Why does this matter? Because the cost of many different styles in one company is significant in terms of lost value creation, innovation, employee engagement and retention, and speed.
A Few Ways to Mark Work, Less Work
Creating a consistent and differentiated approach to work across the company is vital to ensuring creative energy and effort are fully harnessed. Wrong Fit, Right Fit – Why How We Work Is More Important Than Ever, lays out a roadmap for how a company can build better ways of working, find talent that work like they work, and benefit from right fit. To start, companies should:
Clarify your ways of working across the company. Culture is simply the aggregation of our collective behaviors within a company. And, as a company grows, culture can easily become a melting pot of many different ways of working and values. So, getting work done day-to-day becomes a herculean effort of context shifting and coordination and what a company truly values becomes increasingly unclear to their talent. This is likely the reason that MIT, in a new body of research with Culture500, recently found that there is zero correlation between the espoused values of a company and the sentiment employees hold of how strongly those values show up in the day-to-day. So, companies would be smart to clarify and make their work principles, practices, and platforms consistent by rediscovering how the company works at its best.
Onboard with an eye on readiness. Jobvite recently reported that 35% of new joiners will leave their company within the first 90 days. Similarly, PwC reported that an estimated 52% of new joiners who make it 6 months will be actively looking for a new job. The net-net here is that talent arrives at our companies, but are not settling in. The biggest reasons cited for this is misalignment of expectations, work/life balance, and lack of clear growth opportunities. To combat this trend, companies should reexamine their onboarding approach and invest more time in building commitment with new joiners by clarifying their role in the company, immersing them in the business model, teaching them the ways of working, and creating a strong network of mentors, co-conspirators, best friends at work, and like-minded doppelgangers.
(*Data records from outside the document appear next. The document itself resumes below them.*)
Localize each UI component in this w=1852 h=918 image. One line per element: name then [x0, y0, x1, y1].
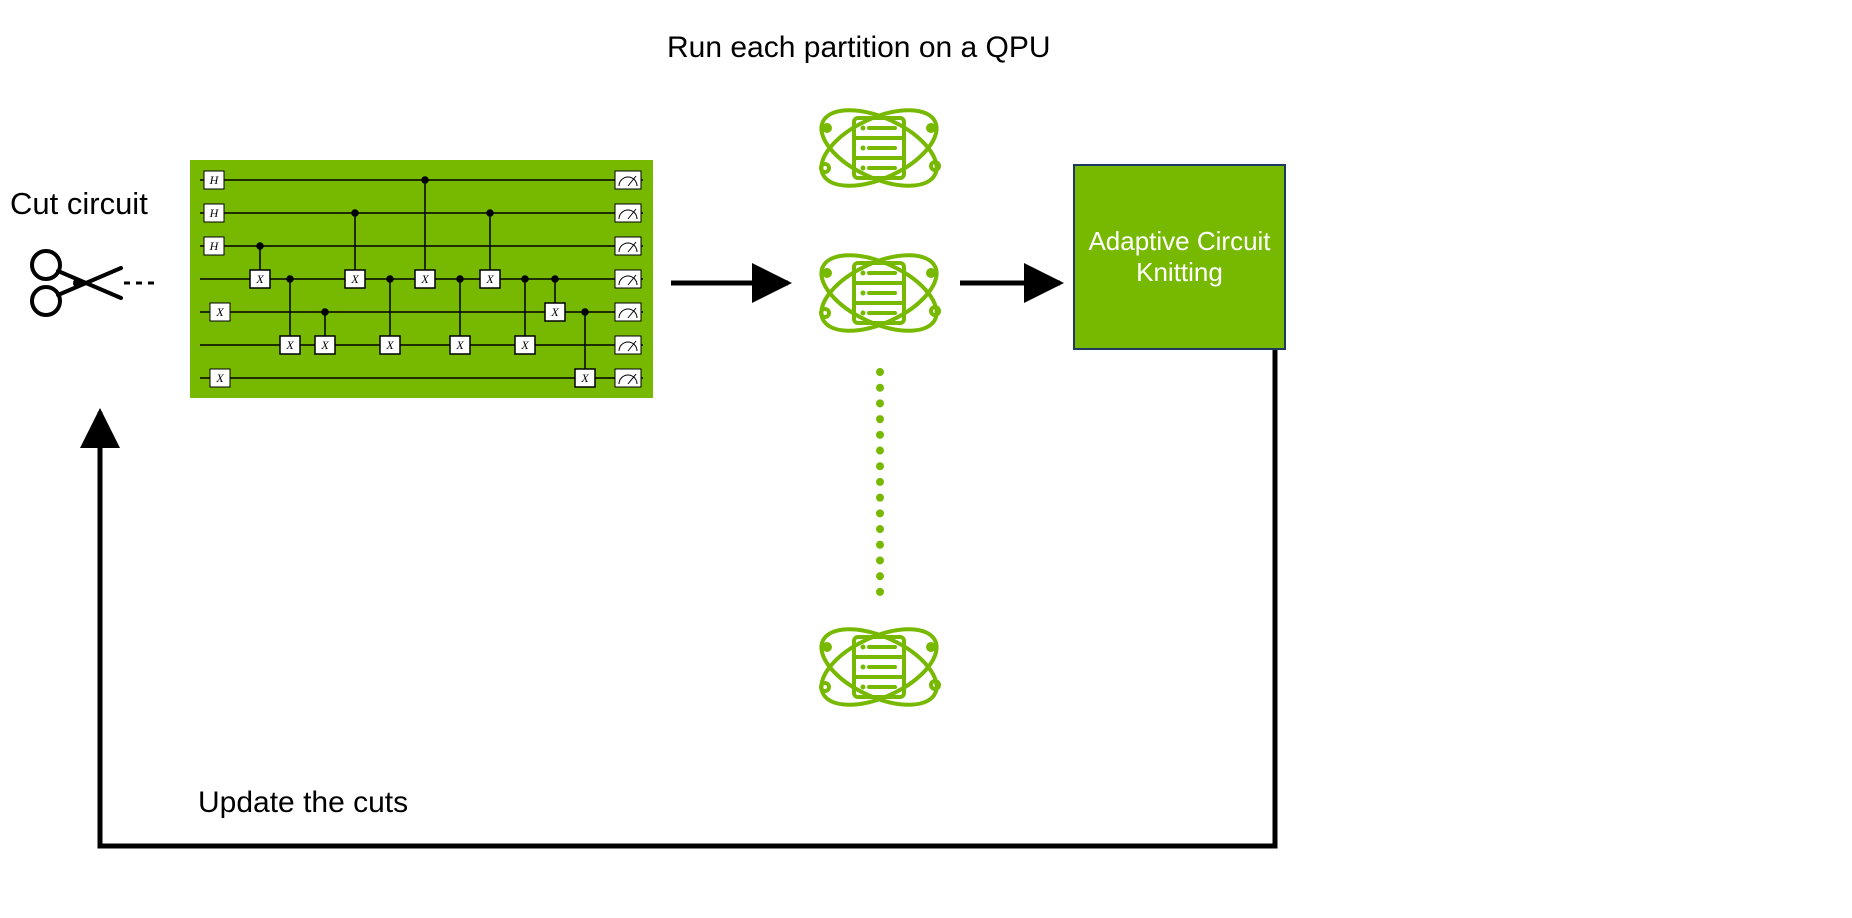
label-run-partition: Run each partition on a QPU: [667, 31, 1051, 65]
svg-text:X: X: [520, 338, 529, 352]
qpu-icon: [807, 607, 952, 727]
svg-text:X: X: [420, 272, 429, 286]
svg-text:H: H: [209, 239, 220, 253]
qpu-icon: [807, 88, 952, 208]
svg-text:H: H: [209, 206, 220, 220]
svg-text:X: X: [215, 371, 224, 385]
svg-text:X: X: [285, 338, 294, 352]
svg-text:X: X: [255, 272, 264, 286]
scissors-icon: [26, 243, 154, 323]
svg-text:H: H: [209, 173, 220, 187]
label-update-cuts: Update the cuts: [198, 786, 408, 820]
svg-text:X: X: [550, 305, 559, 319]
svg-text:X: X: [580, 371, 589, 385]
adaptive-circuit-knitting-box: Adaptive Circuit Knitting: [1073, 164, 1286, 350]
label-cut-circuit: Cut circuit: [10, 186, 148, 222]
svg-text:X: X: [350, 272, 359, 286]
qpu-icon: [807, 233, 952, 353]
quantum-circuit-diagram: H H H X X X X X X X X X X X X: [190, 160, 653, 398]
ellipsis-dotted-line: [876, 368, 884, 596]
svg-text:X: X: [320, 338, 329, 352]
svg-text:X: X: [455, 338, 464, 352]
svg-text:X: X: [485, 272, 494, 286]
svg-text:X: X: [385, 338, 394, 352]
svg-text:X: X: [215, 305, 224, 319]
Re-recruit your talent across as often as possible. Pete Davis, in his book Dedicated, talks about the crisis of commitment facing us all where the majority of talent are “infinitely browsing” due to distraction, over-abundant access to information, and FOMO. Thus, our employees are always at risk of being enticed away from our missions and our companies. Leaders must rethink how they approach all the touchpoints an employee has with the company–ranging from coffee chats to town halls to programs/policies. Each of these moments is an opportunity to re-recuit them back to the company by answering 5 key questions:
- Why is the world better with us (our company) in it?
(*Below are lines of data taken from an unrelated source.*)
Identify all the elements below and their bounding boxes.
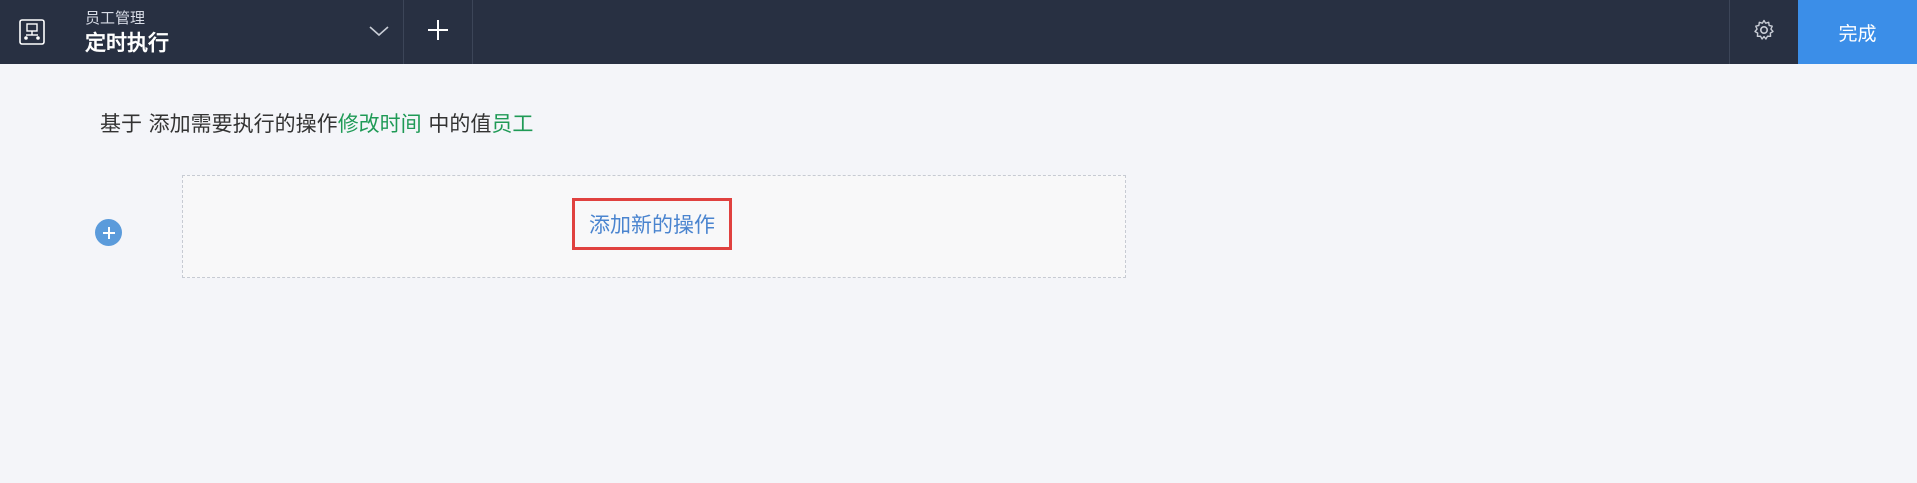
done-button[interactable]: 完成 <box>1798 0 1917 64</box>
description-prefix: 基于 添加需要执行的操作 <box>100 112 338 136</box>
workflow-icon[interactable] <box>0 0 64 64</box>
plus-icon <box>426 18 450 46</box>
description-middle: 中的值 <box>421 112 492 136</box>
target-link[interactable]: 员工 <box>491 112 533 136</box>
operation-description: 基于 添加需要执行的操作修改时间 中的值员工 <box>100 108 533 138</box>
breadcrumb[interactable]: 员工管理 <box>85 8 385 28</box>
page-title: 定时执行 <box>85 31 169 55</box>
add-button[interactable] <box>404 0 472 64</box>
title-dropdown-button[interactable] <box>355 0 403 64</box>
title-block: 员工管理 定时执行 <box>85 8 385 58</box>
add-operation-button[interactable]: 添加新的操作 <box>572 198 732 250</box>
settings-button[interactable] <box>1730 0 1798 64</box>
chevron-down-icon <box>368 23 390 42</box>
divider <box>472 0 473 64</box>
gear-icon <box>1752 18 1776 46</box>
plus-circle-icon[interactable] <box>95 219 122 246</box>
top-bar: 员工管理 定时执行 完成 <box>0 0 1917 64</box>
field-link[interactable]: 修改时间 <box>338 112 422 136</box>
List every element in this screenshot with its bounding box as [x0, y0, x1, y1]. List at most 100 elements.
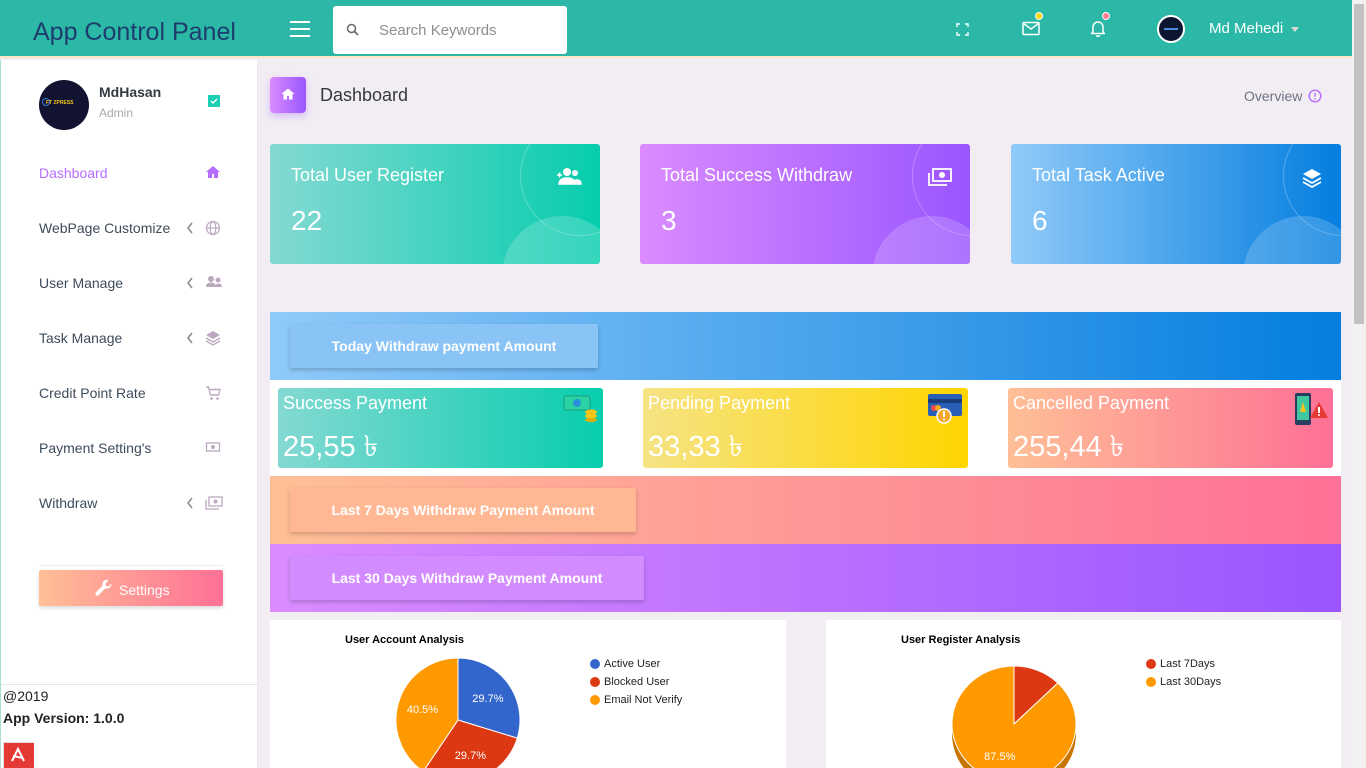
legend-item[interactable]: Email Not Verify — [590, 694, 682, 712]
chart-legend: Active User Blocked User Email Not Verif… — [590, 658, 682, 712]
sidebar-divider — [39, 565, 223, 566]
last30-withdraw-section: Last 30 Days Withdraw Payment Amount — [270, 544, 1341, 612]
app-title[interactable]: App Control Panel — [33, 18, 236, 47]
layers-icon — [1302, 169, 1322, 189]
money-icon — [928, 168, 952, 186]
last30-withdraw-button[interactable]: Last 30 Days Withdraw Payment Amount — [290, 556, 644, 600]
profile-avatar[interactable]: FT ZPRESS — [39, 80, 89, 130]
widget-icon[interactable] — [3, 742, 34, 768]
notification-badge — [1102, 12, 1110, 20]
footer-year: @2019 — [3, 688, 49, 704]
pie-label: 29.7% — [455, 750, 486, 762]
payment-title: Success Payment — [283, 393, 428, 413]
user-account-pie-chart[interactable]: 29.7% 29.7% 40.5% — [270, 620, 786, 768]
stat-value: 22 — [291, 205, 323, 236]
sidebar-item-label: Payment Setting's — [39, 440, 152, 456]
sidebar-item-label: Dashboard — [39, 165, 108, 181]
page-scrollbar[interactable] — [1352, 0, 1366, 768]
stat-value: 6 — [1032, 205, 1048, 236]
today-withdraw-section: Today Withdraw payment Amount — [270, 312, 1341, 380]
money-icon — [205, 496, 223, 510]
cash-icon — [205, 442, 221, 452]
payment-title: Pending Payment — [648, 393, 791, 413]
fullscreen-icon[interactable] — [956, 23, 969, 36]
search-input[interactable] — [379, 18, 559, 42]
bookmark-check-icon — [208, 95, 220, 107]
chevron-left-icon — [187, 222, 193, 234]
user-avatar[interactable] — [1157, 15, 1185, 43]
user-account-chart-card: User Account Analysis 29.7% 29.7% 40.5% Ac… — [270, 620, 786, 768]
success-payment-card[interactable]: Success Payment 25,55 ৳ — [278, 388, 603, 468]
sidebar-item-webpage-customize[interactable]: WebPage Customize — [1, 208, 257, 248]
layers-icon — [205, 331, 221, 346]
settings-label: Settings — [119, 582, 170, 598]
top-navbar: App Control Panel Md Mehedi — [0, 0, 1352, 58]
today-withdraw-button[interactable]: Today Withdraw payment Amount — [290, 324, 598, 368]
chevron-left-icon — [187, 332, 193, 344]
page-title: Dashboard — [320, 85, 409, 105]
stat-title: Total Success Withdraw — [661, 165, 853, 185]
payment-value: 25,55 ৳ — [283, 431, 379, 463]
search-box — [333, 6, 567, 54]
sidebar-item-payment-settings[interactable]: Payment Setting's — [1, 428, 257, 468]
sidebar-item-task-manage[interactable]: Task Manage — [1, 318, 257, 358]
wrench-icon — [95, 579, 112, 596]
mail-badge — [1035, 12, 1043, 20]
legend-item[interactable]: Blocked User — [590, 676, 682, 694]
last7-withdraw-button[interactable]: Last 7 Days Withdraw Payment Amount — [290, 488, 636, 532]
scrollbar-thumb[interactable] — [1354, 4, 1364, 324]
user-name[interactable]: Md Mehedi — [1209, 20, 1283, 37]
user-plus-icon — [557, 168, 582, 185]
credit-card-warning-icon — [928, 394, 962, 424]
pie-label: 40.5% — [407, 704, 438, 716]
sidebar-item-label: Withdraw — [39, 495, 98, 511]
footer-divider — [1, 684, 258, 685]
app-version: App Version: 1.0.0 — [3, 710, 125, 726]
mail-icon[interactable] — [1022, 21, 1040, 36]
pie-label: 87.5% — [984, 751, 1015, 763]
sidebar-item-label: User Manage — [39, 275, 124, 291]
sidebar-item-label: Task Manage — [39, 330, 123, 346]
search-icon — [346, 23, 359, 36]
stat-card-users[interactable]: Total User Register 22 — [270, 144, 600, 264]
legend-item[interactable]: Last 30Days — [1146, 676, 1221, 694]
home-icon — [206, 166, 220, 178]
menu-toggle-icon[interactable] — [290, 21, 310, 37]
user-register-pie-chart[interactable]: 87.5% — [826, 620, 1341, 768]
stat-title: Total Task Active — [1032, 165, 1165, 185]
payment-summary-row: Success Payment 25,55 ৳ Pending Payment … — [270, 380, 1341, 476]
alert-circle-icon[interactable] — [1308, 89, 1322, 103]
chevron-left-icon — [187, 277, 193, 289]
chevron-down-icon[interactable] — [1291, 27, 1299, 32]
stat-title: Total User Register — [291, 165, 445, 185]
page-header-badge — [270, 77, 306, 113]
pending-payment-card[interactable]: Pending Payment 33,33 ৳ — [643, 388, 968, 468]
sidebar-item-dashboard[interactable]: Dashboard — [1, 153, 257, 193]
sidebar-item-withdraw[interactable]: Withdraw — [1, 483, 257, 523]
sidebar-item-label: Credit Point Rate — [39, 385, 146, 401]
profile-role: Admin — [99, 106, 134, 120]
legend-item[interactable]: Active User — [590, 658, 682, 676]
sidebar-item-label: WebPage Customize — [39, 220, 171, 236]
chevron-left-icon — [187, 497, 193, 509]
bell-icon[interactable] — [1091, 19, 1105, 37]
user-register-chart-card: User Register Analysis 87.5% Last 7Days … — [826, 620, 1341, 768]
sidebar-item-credit-point-rate[interactable]: Credit Point Rate — [1, 373, 257, 413]
overview-link[interactable]: Overview — [1244, 88, 1302, 104]
cash-coins-icon — [563, 395, 597, 422]
sidebar-item-user-manage[interactable]: User Manage — [1, 263, 257, 303]
pie-label: 29.7% — [472, 693, 503, 705]
payment-title: Cancelled Payment — [1013, 393, 1170, 413]
stat-value: 3 — [661, 205, 677, 236]
profile-name[interactable]: MdHasan — [99, 84, 161, 100]
cancelled-payment-card[interactable]: Cancelled Payment 255,44 ৳ — [1008, 388, 1333, 468]
home-icon — [281, 88, 295, 100]
settings-button[interactable]: Settings — [39, 570, 223, 606]
stat-card-withdraw[interactable]: Total Success Withdraw 3 — [640, 144, 970, 264]
sidebar: FT ZPRESS MdHasan Admin Dashboard WebPag… — [0, 60, 258, 768]
payment-value: 255,44 ৳ — [1013, 431, 1125, 463]
stat-card-tasks[interactable]: Total Task Active 6 — [1011, 144, 1341, 264]
chart-legend: Last 7Days Last 30Days — [1146, 658, 1221, 694]
globe-icon — [205, 220, 221, 236]
legend-item[interactable]: Last 7Days — [1146, 658, 1221, 676]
- How do we make money and have an impact?
- Where are we going in the next 2 years?
- How do we get work done?
- What is our unwavering promise to you, our talent?
The path to higher commitment and engagement is rocky, for sure. However, if companies build a clear, consistent, and differentiated way to get work done, they will attract talent who shares their values and works like they work. From there, companies will experience the power of right fit with their talent and see higher levels of productivity and more creative energy flowing to our biggest, highest value initiatives.